Баронессу, по происхождению финку, иммигрировавшую лишь недавно, наши излияния не волновали, она была вне этих проблем, но как только обед был закончен, она села за рояль и стала услаждать наш слух песенками, а потом мы с бароном, взявшись за исполнение дуэтов Веннерберга [9], неожиданно обнаружили у себя талант, и время пролетело незаметно. Мы решили прочитать вслух пьеску, недавно сыгранную в Королевском театре, соответственно распределив ее по ролям.
Я был действительный член ученой богемы, скроенной по патронке старой артистической богемы, сотрудник серьезных газет и многословных журналов, где плохо платят, акционер анонимного общества по переводу «Философии бессознательного» Эдуарда Гартмана [3], а кроме того, член тайной лиги сторонников свободной, но не бесплатной любви, обладатель весьма неопределенного титула Королевского секретаря и автор двухактной пьесы, которую играли в Королевском театре, и при всем этом мне стоило немалых трудов раздобывать пищу, необходимую для поддержания своего убогого существования. Таким образом, не удивительно, что я невзлюбил жизнь, но это вовсе не значит, что я не хотел больше жить, совсем наоборот, я из кожи вон лез, чтобы тянуть подольше это свое запутанное существование и продолжить себя и свой род. Надо признаться, что пессимизм, буквально понимаемый лишь непосвященными – его путают с ипохондрией, – позволяет на самом-то деле весьма бодро и утешительно глядеть на окружающий тебя мир. Поскольку все есть в конечном счете ничто и имеет лишь относительную ценность, то выходит, волноваться решительно не из-за чего. Поскольку истина также понятие не абсолютное и зависит от предлагаемых обстоятельств – ведь недавно открыли, что вчерашняя истина превращается в завтрашнюю ложь или глупость, – то стоит ли тратить свои юные силы на открытие новой лжи или глупости? Поскольку несомненной является только смерть, то давайте жить. Для кого, для чего? Реставрация старых порядков, которые были упразднены в конце прошлого века, завершилась у нас восшествием на престол Бернадота, разочаровавшегося якобинца [4], а поколение тысяча восемьсот шестидесятого года, к которому и я принадлежу, поняло, что все его надежды напрасны, как только произошла парламентская реформа [5], объявленная с таким шумом. Две палаты, сменившие прежние четыре, состояли в основном из крестьян, и сейм превратился в своего рода муниципальный совет, где они собирались по взаимному соглашению обсуждать всякие мелкие расходы, оставляя в стороне все вопросы прогресса. Политика явилась нам как некий компромисс между общественными и личными интересами, а от последних остатков веры в то, что тогда называлось идеалом, у нас остались лишь горькие принципы, которых мы и придерживались. Добавим к этому и религиозную реакцию после смерти Карла XV [6], в период влияния королевы Софии Нассауской, и тогда мы найдем для просвещенного пессимизма причины не только личного характера.
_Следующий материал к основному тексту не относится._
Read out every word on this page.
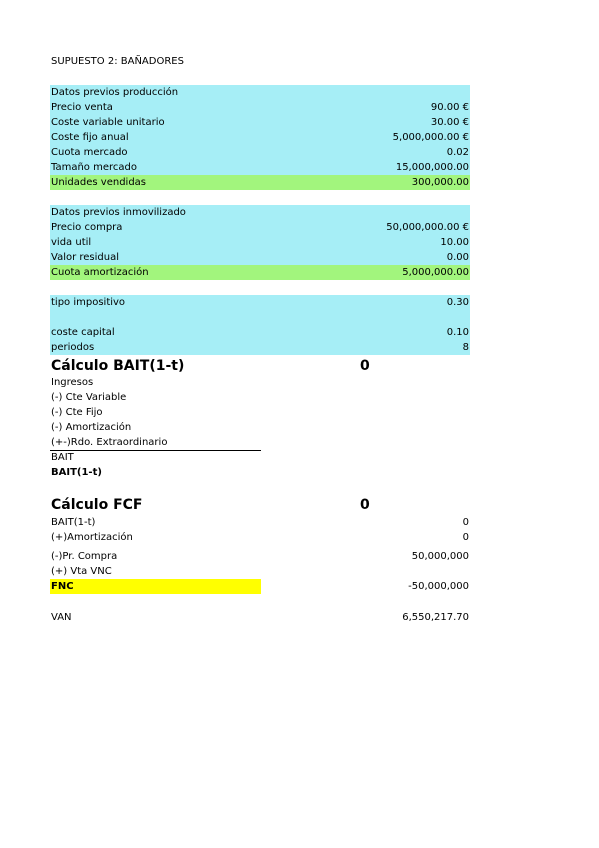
SUPUESTO 2: BAÑADORES
Datos previos producción
Precio venta	90.00 €
Coste variable unitario	30.00 €
Coste fijo anual	5,000,000.00 €
Cuota mercado	0.02
Tamaño mercado	15,000,000.00
Unidades vendidas	300,000.00
Datos previos inmovilizado
Precio compra	50,000,000.00 €
vida util	10.00
Valor residual	0.00
Cuota amortización	5,000,000.00
tipo impositivo	0.30
coste capital	0.10
periodos	8
Cálculo BAIT(1-t)	0
Ingresos
(-) Cte Variable
(-) Cte Fijo
(-) Amortización
(+-)Rdo. Extraordinario
BAIT
BAIT(1-t)
Cálculo FCF	0
BAIT(1-t)	0
(+)Amortización	0
(-)Pr. Compra	50,000,000
(+) Vta VNC
FNC	-50,000,000
VAN	6,550,217.70
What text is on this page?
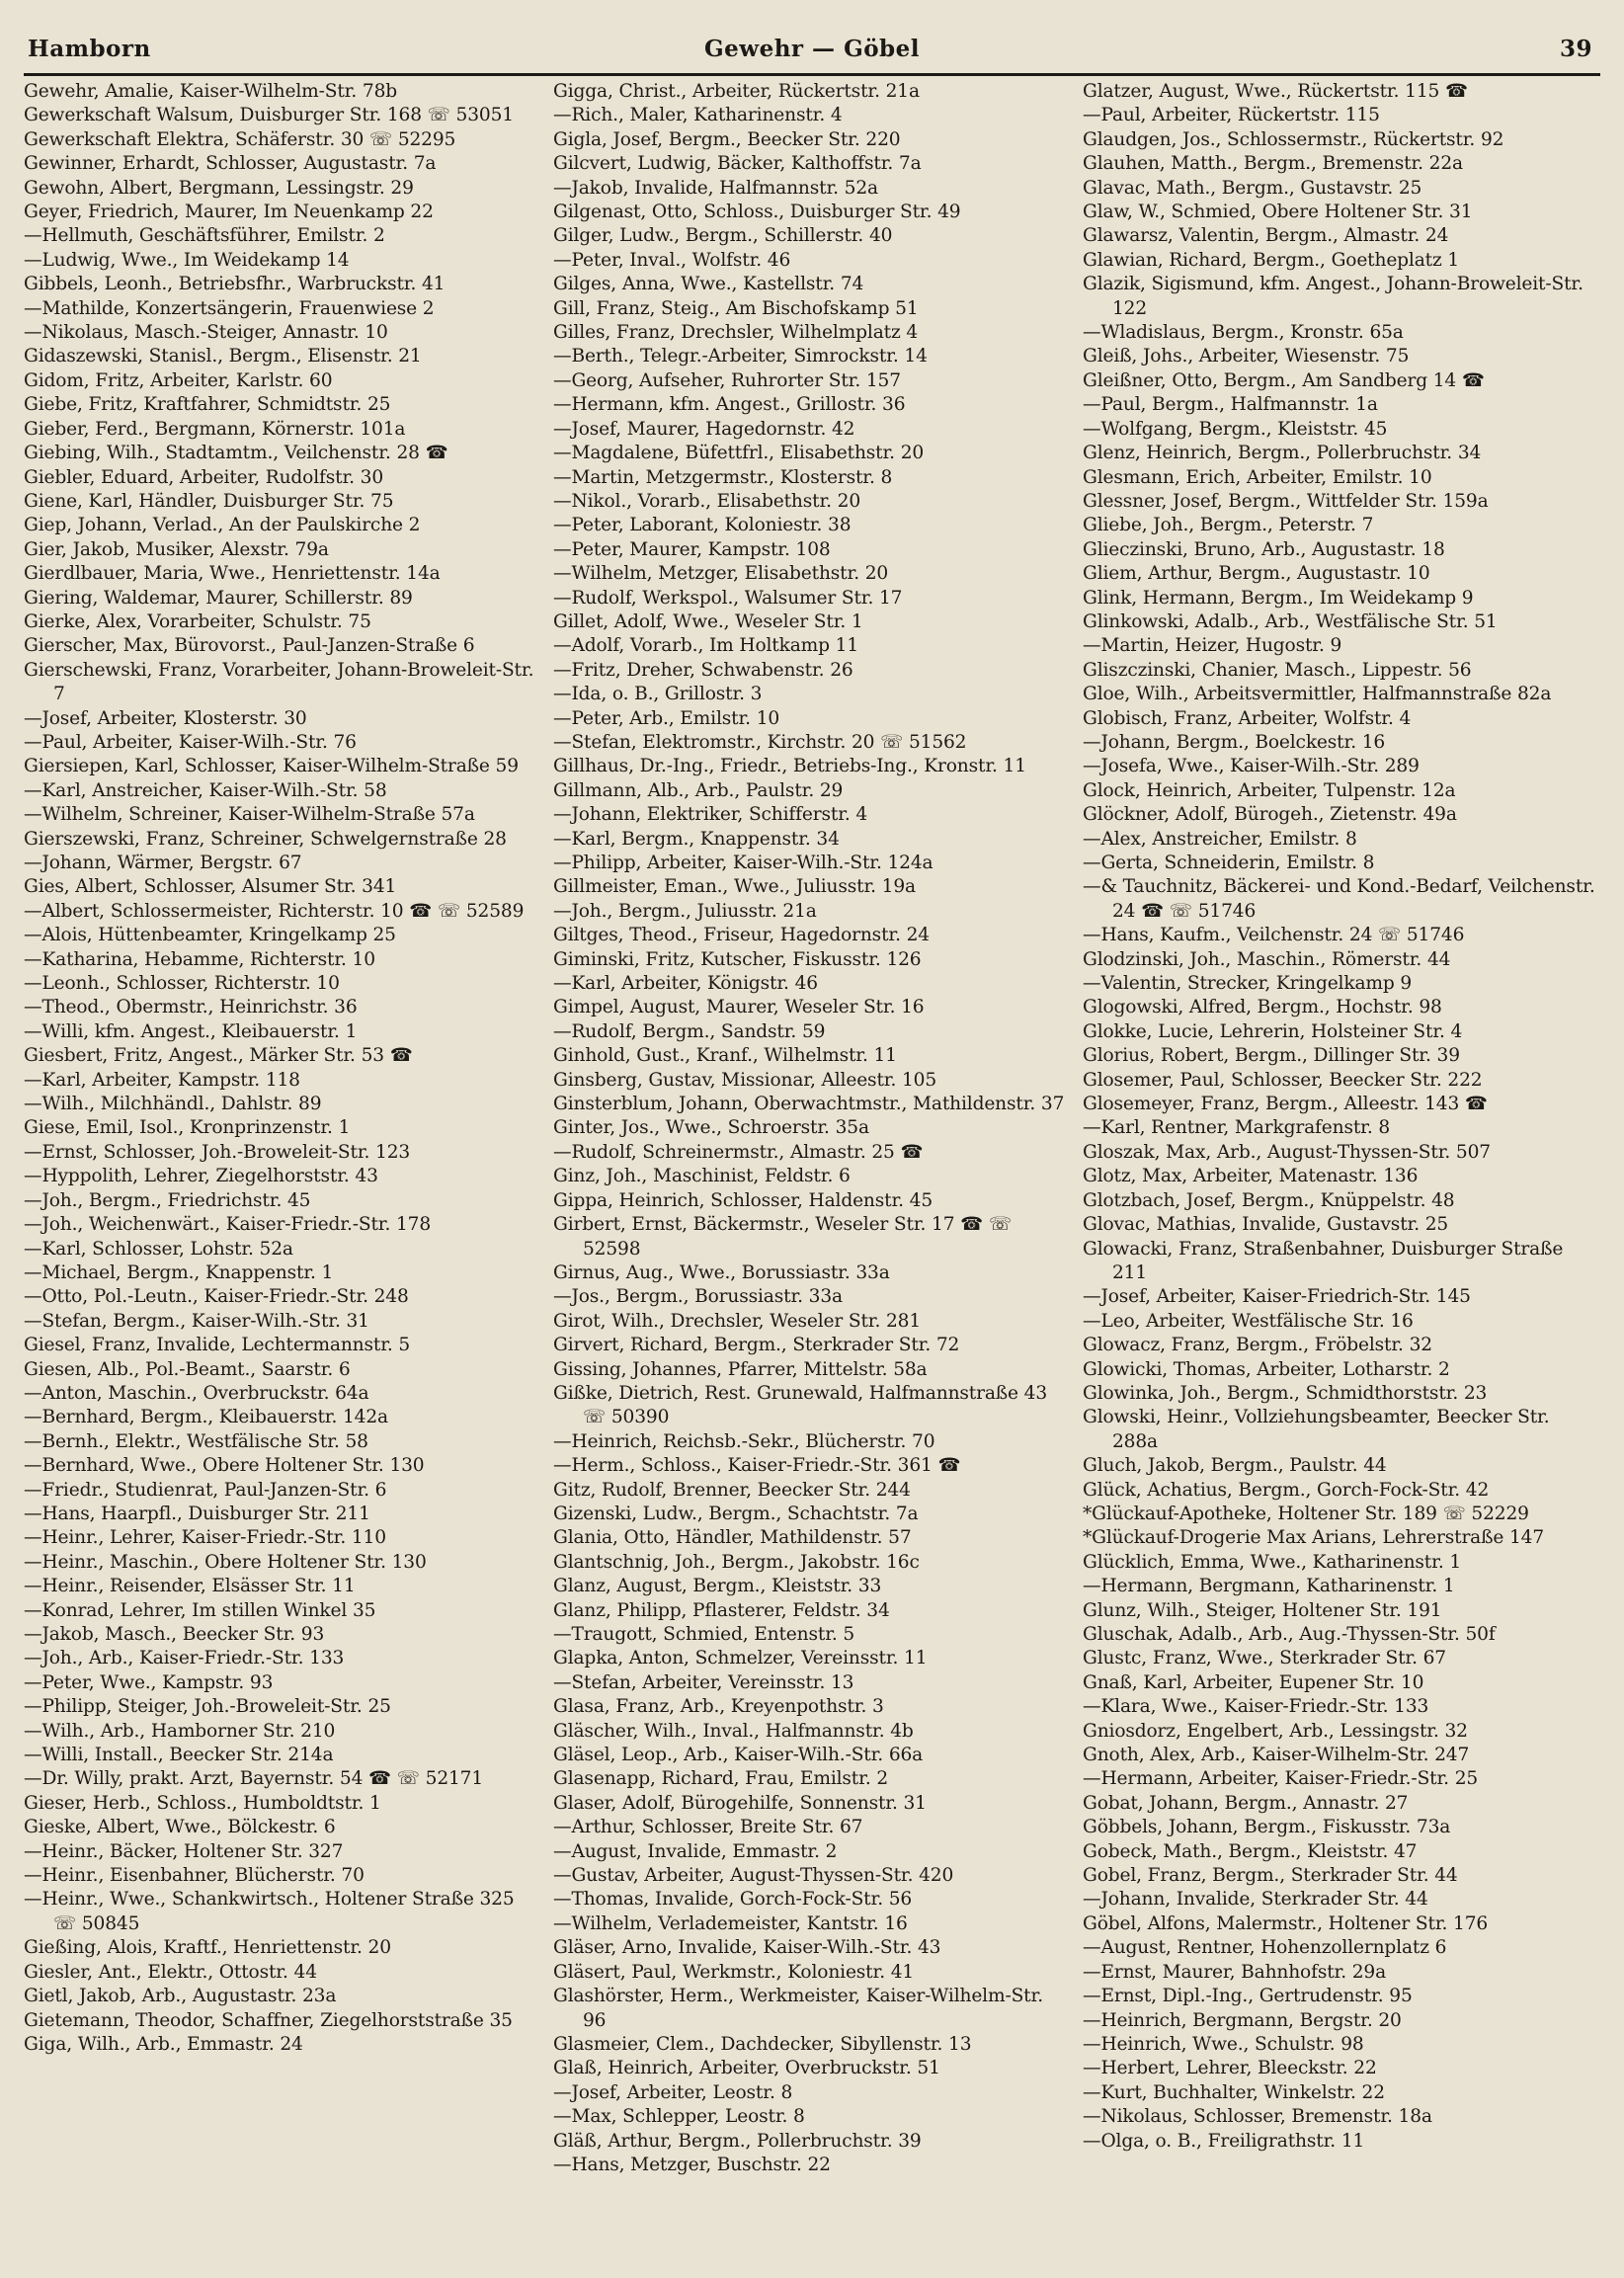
Hamborn	Gewehr — Göbel	39
Gewehr, Amalie, Kaiser-Wilhelm-Str. 78b
Gewerkschaft Walsum, Duisburger Str. 168 ☏ 53051
Gewerkschaft Elektra, Schäferstr. 30 ☏ 52295
Gewinner, Erhardt, Schlosser, Augustastr. 7a
Gewohn, Albert, Bergmann, Lessingstr. 29
Geyer, Friedrich, Maurer, Im Neuenkamp 22
—Hellmuth, Geschäftsführer, Emilstr. 2
—Ludwig, Wwe., Im Weidekamp 14
Gibbels, Leonh., Betriebsfhr., Warbruckstr. 41
—Mathilde, Konzertsängerin, Frauenwiese 2
—Nikolaus, Masch.-Steiger, Annastr. 10
Gidaszewski, Stanisl., Bergm., Elisenstr. 21
Gidom, Fritz, Arbeiter, Karlstr. 60
Giebe, Fritz, Kraftfahrer, Schmidtstr. 25
Gieber, Ferd., Bergmann, Körnerstr. 101a
Giebing, Wilh., Stadtamtm., Veilchenstr. 28 ☎
Giebler, Eduard, Arbeiter, Rudolfstr. 30
Giene, Karl, Händler, Duisburger Str. 75
Giep, Johann, Verlad., An der Paulskirche 2
Gier, Jakob, Musiker, Alexstr. 79a
Gierdlbauer, Maria, Wwe., Henriettenstr. 14a
Giering, Waldemar, Maurer, Schillerstr. 89
Gierke, Alex, Vorarbeiter, Schulstr. 75
Gierscher, Max, Bürovorst., Paul-Janzen-Straße 6
Gierschewski, Franz, Vorarbeiter, Johann-Broweleit-Str. 7
—Josef, Arbeiter, Klosterstr. 30
—Paul, Arbeiter, Kaiser-Wilh.-Str. 76
Giersiepen, Karl, Schlosser, Kaiser-Wilhelm-Straße 59
—Karl, Anstreicher, Kaiser-Wilh.-Str. 58
—Wilhelm, Schreiner, Kaiser-Wilhelm-Straße 57a
Gierszewski, Franz, Schreiner, Schwelgernstraße 28
—Johann, Wärmer, Bergstr. 67
Gies, Albert, Schlosser, Alsumer Str. 341
—Albert, Schlossermeister, Richterstr. 10 ☎ ☏ 52589
—Alois, Hüttenbeamter, Kringelkamp 25
—Katharina, Hebamme, Richterstr. 10
—Leonh., Schlosser, Richterstr. 10
—Theod., Obermstr., Heinrichstr. 36
—Willi, kfm. Angest., Kleibauerstr. 1
Giesbert, Fritz, Angest., Märker Str. 53 ☎
—Karl, Arbeiter, Kampstr. 118
—Wilh., Milchhändl., Dahlstr. 89
Giese, Emil, Isol., Kronprinzenstr. 1
—Ernst, Schlosser, Joh.-Broweleit-Str. 123
—Hyppolith, Lehrer, Ziegelhorststr. 43
—Joh., Bergm., Friedrichstr. 45
—Joh., Weichenwärt., Kaiser-Friedr.-Str. 178
—Karl, Schlosser, Lohstr. 52a
—Michael, Bergm., Knappenstr. 1
—Otto, Pol.-Leutn., Kaiser-Friedr.-Str. 248
—Stefan, Bergm., Kaiser-Wilh.-Str. 31
Giesel, Franz, Invalide, Lechtermannstr. 5
Giesen, Alb., Pol.-Beamt., Saarstr. 6
—Anton, Maschin., Overbruckstr. 64a
—Bernhard, Bergm., Kleibauerstr. 142a
—Bernh., Elektr., Westfälische Str. 58
—Bernhard, Wwe., Obere Holtener Str. 130
—Friedr., Studienrat, Paul-Janzen-Str. 6
—Hans, Haarpfl., Duisburger Str. 211
—Heinr., Lehrer, Kaiser-Friedr.-Str. 110
—Heinr., Maschin., Obere Holtener Str. 130
—Heinr., Reisender, Elsässer Str. 11
—Konrad, Lehrer, Im stillen Winkel 35
—Jakob, Masch., Beecker Str. 93
—Joh., Arb., Kaiser-Friedr.-Str. 133
—Peter, Wwe., Kampstr. 93
—Philipp, Steiger, Joh.-Broweleit-Str. 25
—Wilh., Arb., Hamborner Str. 210
—Willi, Install., Beecker Str. 214a
—Dr. Willy, prakt. Arzt, Bayernstr. 54 ☎ ☏ 52171
Gieser, Herb., Schloss., Humboldtstr. 1
Gieske, Albert, Wwe., Bölckestr. 6
—Heinr., Bäcker, Holtener Str. 327
—Heinr., Eisenbahner, Blücherstr. 70
—Heinr., Wwe., Schankwirtsch., Holtener Straße 325 ☏ 50845
Gießing, Alois, Kraftf., Henriettenstr. 20
Giesler, Ant., Elektr., Ottostr. 44
Gietl, Jakob, Arb., Augustastr. 23a
Gietemann, Theodor, Schaffner, Ziegelhorststraße 35
Giga, Wilh., Arb., Emmastr. 24
Gigga, Christ., Arbeiter, Rückertstr. 21a
—Rich., Maler, Katharinenstr. 4
Gigla, Josef, Bergm., Beecker Str. 220
Gilcvert, Ludwig, Bäcker, Kalthoffstr. 7a
—Jakob, Invalide, Halfmannstr. 52a
Gilgenast, Otto, Schloss., Duisburger Str. 49
Gilger, Ludw., Bergm., Schillerstr. 40
—Peter, Inval., Wolfstr. 46
Gilges, Anna, Wwe., Kastellstr. 74
Gill, Franz, Steig., Am Bischofskamp 51
Gilles, Franz, Drechsler, Wilhelmplatz 4
—Berth., Telegr.-Arbeiter, Simrockstr. 14
—Georg, Aufseher, Ruhrorter Str. 157
—Hermann, kfm. Angest., Grillostr. 36
—Josef, Maurer, Hagedornstr. 42
—Magdalene, Büfettfrl., Elisabethstr. 20
—Martin, Metzgermstr., Klosterstr. 8
—Nikol., Vorarb., Elisabethstr. 20
—Peter, Laborant, Koloniestr. 38
—Peter, Maurer, Kampstr. 108
—Wilhelm, Metzger, Elisabethstr. 20
—Rudolf, Werkspol., Walsumer Str. 17
Gillet, Adolf, Wwe., Weseler Str. 1
—Adolf, Vorarb., Im Holtkamp 11
—Fritz, Dreher, Schwabenstr. 26
—Ida, o. B., Grillostr. 3
—Peter, Arb., Emilstr. 10
—Stefan, Elektromstr., Kirchstr. 20 ☏ 51562
Gillhaus, Dr.-Ing., Friedr., Betriebs-Ing., Kronstr. 11
Gillmann, Alb., Arb., Paulstr. 29
—Johann, Elektriker, Schifferstr. 4
—Karl, Bergm., Knappenstr. 34
—Philipp, Arbeiter, Kaiser-Wilh.-Str. 124a
Gillmeister, Eman., Wwe., Juliusstr. 19a
—Joh., Bergm., Juliusstr. 21a
Giltges, Theod., Friseur, Hagedornstr. 24
Giminski, Fritz, Kutscher, Fiskusstr. 126
—Karl, Arbeiter, Königstr. 46
Gimpel, August, Maurer, Weseler Str. 16
—Rudolf, Bergm., Sandstr. 59
Ginhold, Gust., Kranf., Wilhelmstr. 11
Ginsberg, Gustav, Missionar, Alleestr. 105
Ginsterblum, Johann, Oberwachtmstr., Mathildenstr. 37
Ginter, Jos., Wwe., Schroerstr. 35a
—Rudolf, Schreinermstr., Almastr. 25 ☎
Ginz, Joh., Maschinist, Feldstr. 6
Gippa, Heinrich, Schlosser, Haldenstr. 45
Girbert, Ernst, Bäckermstr., Weseler Str. 17 ☎ ☏ 52598
Girnus, Aug., Wwe., Borussiastr. 33a
—Jos., Bergm., Borussiastr. 33a
Girot, Wilh., Drechsler, Weseler Str. 281
Girvert, Richard, Bergm., Sterkrader Str. 72
Gissing, Johannes, Pfarrer, Mittelstr. 58a
Gißke, Dietrich, Rest. Grunewald, Halfmannstraße 43 ☏ 50390
—Heinrich, Reichsb.-Sekr., Blücherstr. 70
—Herm., Schloss., Kaiser-Friedr.-Str. 361 ☎
Gitz, Rudolf, Brenner, Beecker Str. 244
Gizenski, Ludw., Bergm., Schachtstr. 7a
Glania, Otto, Händler, Mathildenstr. 57
Glantschnig, Joh., Bergm., Jakobstr. 16c
Glanz, August, Bergm., Kleiststr. 33
Glanz, Philipp, Pflasterer, Feldstr. 34
—Traugott, Schmied, Entenstr. 5
Glapka, Anton, Schmelzer, Vereinsstr. 11
—Stefan, Arbeiter, Vereinsstr. 13
Glasa, Franz, Arb., Kreyenpothstr. 3
Gläscher, Wilh., Inval., Halfmannstr. 4b
Gläsel, Leop., Arb., Kaiser-Wilh.-Str. 66a
Glasenapp, Richard, Frau, Emilstr. 2
Glaser, Adolf, Bürogehilfe, Sonnenstr. 31
—Arthur, Schlosser, Breite Str. 67
—August, Invalide, Emmastr. 2
—Gustav, Arbeiter, August-Thyssen-Str. 420
—Thomas, Invalide, Gorch-Fock-Str. 56
—Wilhelm, Verlademeister, Kantstr. 16
Gläser, Arno, Invalide, Kaiser-Wilh.-Str. 43
Gläsert, Paul, Werkmstr., Koloniestr. 41
Glashörster, Herm., Werkmeister, Kaiser-Wilhelm-Str. 96
Glasmeier, Clem., Dachdecker, Sibyllenstr. 13
Glaß, Heinrich, Arbeiter, Overbruckstr. 51
—Josef, Arbeiter, Leostr. 8
—Max, Schlepper, Leostr. 8
Gläß, Arthur, Bergm., Pollerbruchstr. 39
—Hans, Metzger, Buschstr. 22
Glatzer, August, Wwe., Rückertstr. 115 ☎
—Paul, Arbeiter, Rückertstr. 115
Glaudgen, Jos., Schlossermstr., Rückertstr. 92
Glauhen, Matth., Bergm., Bremenstr. 22a
Glavac, Math., Bergm., Gustavstr. 25
Glaw, W., Schmied, Obere Holtener Str. 31
Glawarsz, Valentin, Bergm., Almastr. 24
Glawian, Richard, Bergm., Goetheplatz 1
Glazik, Sigismund, kfm. Angest., Johann-Broweleit-Str. 122
—Wladislaus, Bergm., Kronstr. 65a
Gleiß, Johs., Arbeiter, Wiesenstr. 75
Gleißner, Otto, Bergm., Am Sandberg 14 ☎
—Paul, Bergm., Halfmannstr. 1a
—Wolfgang, Bergm., Kleiststr. 45
Glenz, Heinrich, Bergm., Pollerbruchstr. 34
Glesmann, Erich, Arbeiter, Emilstr. 10
Glessner, Josef, Bergm., Wittfelder Str. 159a
Gliebe, Joh., Bergm., Peterstr. 7
Glieczinski, Bruno, Arb., Augustastr. 18
Gliem, Arthur, Bergm., Augustastr. 10
Glink, Hermann, Bergm., Im Weidekamp 9
Glinkowski, Adalb., Arb., Westfälische Str. 51
—Martin, Heizer, Hugostr. 9
Gliszczinski, Chanier, Masch., Lippestr. 56
Gloe, Wilh., Arbeitsvermittler, Halfmannstraße 82a
Globisch, Franz, Arbeiter, Wolfstr. 4
—Johann, Bergm., Boelckestr. 16
—Josefa, Wwe., Kaiser-Wilh.-Str. 289
Glock, Heinrich, Arbeiter, Tulpenstr. 12a
Glöckner, Adolf, Bürogeh., Zietenstr. 49a
—Alex, Anstreicher, Emilstr. 8
—Gerta, Schneiderin, Emilstr. 8
—& Tauchnitz, Bäckerei- und Kond.-Bedarf, Veilchenstr. 24 ☎ ☏ 51746
—Hans, Kaufm., Veilchenstr. 24 ☏ 51746
Glodzinski, Joh., Maschin., Römerstr. 44
—Valentin, Strecker, Kringelkamp 9
Glogowski, Alfred, Bergm., Hochstr. 98
Glokke, Lucie, Lehrerin, Holsteiner Str. 4
Glorius, Robert, Bergm., Dillinger Str. 39
Glosemer, Paul, Schlosser, Beecker Str. 222
Glosemeyer, Franz, Bergm., Alleestr. 143 ☎
—Karl, Rentner, Markgrafenstr. 8
Gloszak, Max, Arb., August-Thyssen-Str. 507
Glotz, Max, Arbeiter, Matenastr. 136
Glotzbach, Josef, Bergm., Knüppelstr. 48
Glovac, Mathias, Invalide, Gustavstr. 25
Glowacki, Franz, Straßenbahner, Duisburger Straße 211
—Josef, Arbeiter, Kaiser-Friedrich-Str. 145
—Leo, Arbeiter, Westfälische Str. 16
Glowacz, Franz, Bergm., Fröbelstr. 32
Glowicki, Thomas, Arbeiter, Lotharstr. 2
Glowinka, Joh., Bergm., Schmidthorststr. 23
Glowski, Heinr., Vollziehungsbeamter, Beecker Str. 288a
Gluch, Jakob, Bergm., Paulstr. 44
Glück, Achatius, Bergm., Gorch-Fock-Str. 42
*Glückauf-Apotheke, Holtener Str. 189 ☏ 52229
*Glückauf-Drogerie Max Arians, Lehrerstraße 147
Glücklich, Emma, Wwe., Katharinenstr. 1
—Hermann, Bergmann, Katharinenstr. 1
Glunz, Wilh., Steiger, Holtener Str. 191
Gluschak, Adalb., Arb., Aug.-Thyssen-Str. 50f
Glustc, Franz, Wwe., Sterkrader Str. 67
Gnaß, Karl, Arbeiter, Eupener Str. 10
—Klara, Wwe., Kaiser-Friedr.-Str. 133
Gniosdorz, Engelbert, Arb., Lessingstr. 32
Gnoth, Alex, Arb., Kaiser-Wilhelm-Str. 247
—Hermann, Arbeiter, Kaiser-Friedr.-Str. 25
Gobat, Johann, Bergm., Annastr. 27
Göbbels, Johann, Bergm., Fiskusstr. 73a
Gobeck, Math., Bergm., Kleiststr. 47
Gobel, Franz, Bergm., Sterkrader Str. 44
—Johann, Invalide, Sterkrader Str. 44
Göbel, Alfons, Malermstr., Holtener Str. 176
—August, Rentner, Hohenzollernplatz 6
—Ernst, Maurer, Bahnhofstr. 29a
—Ernst, Dipl.-Ing., Gertrudenstr. 95
—Heinrich, Bergmann, Bergstr. 20
—Heinrich, Wwe., Schulstr. 98
—Herbert, Lehrer, Bleeckstr. 22
—Kurt, Buchhalter, Winkelstr. 22
—Nikolaus, Schlosser, Bremenstr. 18a
—Olga, o. B., Freiligrathstr. 11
Тем временем, задохнувшись от книжной пыли, я открываю окно, выходящее на Двор Львов, чтобы хоть немного подышать свежим воздухом и полюбоваться видом. Сирень цветет, ее ветки колышет легкий ветерок, напоенный запахом тополиного пуха, жимолость и дикий виноград уже начали обвивать решетчатую ограду, но акация и платаны не спешат, зная о капризах мая. И все-таки это уже весна, хотя остовы деревьев и кустов еще виднеются под молодой листвой. Над баллюстрадой из колонок, увенчанных дельфтскими фаянсовыми вазонами с синими монограммами Карла XII [7], высятся у причала мачты пароходов, расцвеченных сигнальными флагами в честь майского праздника. Еще дальше виднеется бутылочно-зеленая вода бухты, стиснутой с двух сторон берегами, поросшими лиственными и хвойными деревьями. Все суда на рейде тоже украшены национальными флагами, символизирующими разные страны: английский флаг с красным, как непрожаренный ростбиф, полем; испанский желто-алый флаг, подобный полосатым тентам мавританских балкончиков; звездный тик флага Соединенных Штатов; веселое французское трехцветье соседствует с унылым, вечно траурным флагом Германии с трефовым тузом у древка; датский флаг, напоминающий дамскую блузку, и опрокинутая трехцветка флага Российской империи. Все это чуть ли не впритык друг к другу раскинуто на темно-синей скатерти северного неба. Грохот экипажей, трели свистков, перезвон корабельных рынд, скрип подъемных кранов. Запахи машинного масла, селедки, сыромятной кожи, колониальных пряностей, смешанные с ароматом сирени и освеженные дующим с моря восточным ветром, который приносит с собой суровое дыхание плавучих льдин Балтики.
Повернувшись спиной к книгам, я высунулся из окна, чтобы омыть в этой ванне впечатлений все мои пять чувств, и как раз в этот момент духовой оркестр дефилирующего караула грянул марш из «Фауста». Музыка, флаги, синее небо, цветы – все это меня настолько опьянило, что я не заметил, как пришел посыльный, принес почту. Он похлопал меня по спине, вручил мне письмо и тут же исчез.
Это было письмо от женщины. Я нетерпеливо распечатал его, почуяв, что оно принесет мне удачу. Принесет наверняка!
«Назначаю вам свидание сегодня после обеда, ровно в пять часов, перед домом номер 65 на улице Регентства. Знак, чтобы вы меня узнали: свернутые в трубочку ноты».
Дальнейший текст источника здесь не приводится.